Le jeudi 19 mars 2020 à Paris, Aurlus Mabélé, de son vrai nom Aurelien MIATSONAMA est mort du Coronavirus à l’âge de 67 ans. La triste nouvelle, qui plonge le monde de la musique africaine dans le deuil est rendue publique par sa fille Liza Monet.
Si la vie est souvent un combat ou une bataille dont on peut sortir vainqueur, la mort est un combat ou une bataille qu’aucun être humain ne peut gagner, quel que soit son statut social.
Si l’Art n’a pas de Partie, les artistes ont une Patrie. Aurlus Mabélé est né à Brazzaville en 1953 dans le quartier cosmopolite et multiculturel de Poto-Poto. En effet, ce quartier, l’un des plus ancien de Brazzaville, brassait et brasse encore, par son histoire, toutes les ethnies du Congo, ainsi que les ressortissants de pays limitrophes : RD-Congo, Centrafrique, Gabon, Cameroun et Cabinda. Plus loin encore : Tchad, Sénégal, Mali, Nigéria, Niger, Togo, Bénin, Angola et Mauritanie. Naître et vivre à Poto Poto, c’est s’enrichir dans cet immense gisement culturel.
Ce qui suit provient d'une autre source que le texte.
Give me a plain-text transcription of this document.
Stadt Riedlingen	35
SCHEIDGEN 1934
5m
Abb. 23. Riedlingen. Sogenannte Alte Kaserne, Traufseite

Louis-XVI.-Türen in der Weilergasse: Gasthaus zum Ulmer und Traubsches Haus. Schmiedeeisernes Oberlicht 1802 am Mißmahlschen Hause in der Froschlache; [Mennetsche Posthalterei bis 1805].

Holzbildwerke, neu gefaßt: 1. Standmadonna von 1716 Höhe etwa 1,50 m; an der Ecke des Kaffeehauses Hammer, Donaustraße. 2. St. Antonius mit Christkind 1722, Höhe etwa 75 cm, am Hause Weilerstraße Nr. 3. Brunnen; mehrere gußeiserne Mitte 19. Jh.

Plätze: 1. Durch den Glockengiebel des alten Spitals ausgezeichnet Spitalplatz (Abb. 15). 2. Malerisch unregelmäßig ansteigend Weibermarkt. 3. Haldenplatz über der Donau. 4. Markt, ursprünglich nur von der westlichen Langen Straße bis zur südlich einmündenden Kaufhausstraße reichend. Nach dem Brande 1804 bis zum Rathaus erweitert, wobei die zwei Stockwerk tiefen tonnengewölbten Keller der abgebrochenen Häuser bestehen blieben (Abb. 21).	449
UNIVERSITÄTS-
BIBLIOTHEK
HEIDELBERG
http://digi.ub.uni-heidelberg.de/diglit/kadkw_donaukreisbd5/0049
N’oublions pas que, c’est dans ce gisement culturel que naquit la Rumba congolaise, avec de grands chanteurs, musiciens, groupes vocaux et orchestres. C’est dans ce gisement que, dès son enfance, le jeune Aurlus Mabélé va puiser son inspiration et son imagination artistique et musical.
Si d’une manière générale, un artiste est constitué de deux personnes, celle qui vit et celle qui crée, Aurlus Mabélé va très vite mélanger ces deux personnes dans son oeuvre musicale. Il va confondre son être et sa création artistique.
Ces fans vont s’en rendre compte jusqu’à l’éclatement de son génie. Sa création musicale sera la copie exacte de sa personne. Exemple : le sourire d’Aurlus Mabélé dans la vie comme sur scène, était le même. Son sourire communiquant était comme un vaccin contre la mélancolie et la tristesse. Son sourire lui permettait de séduire ses fans et d’agrandir son oeuvre musicale.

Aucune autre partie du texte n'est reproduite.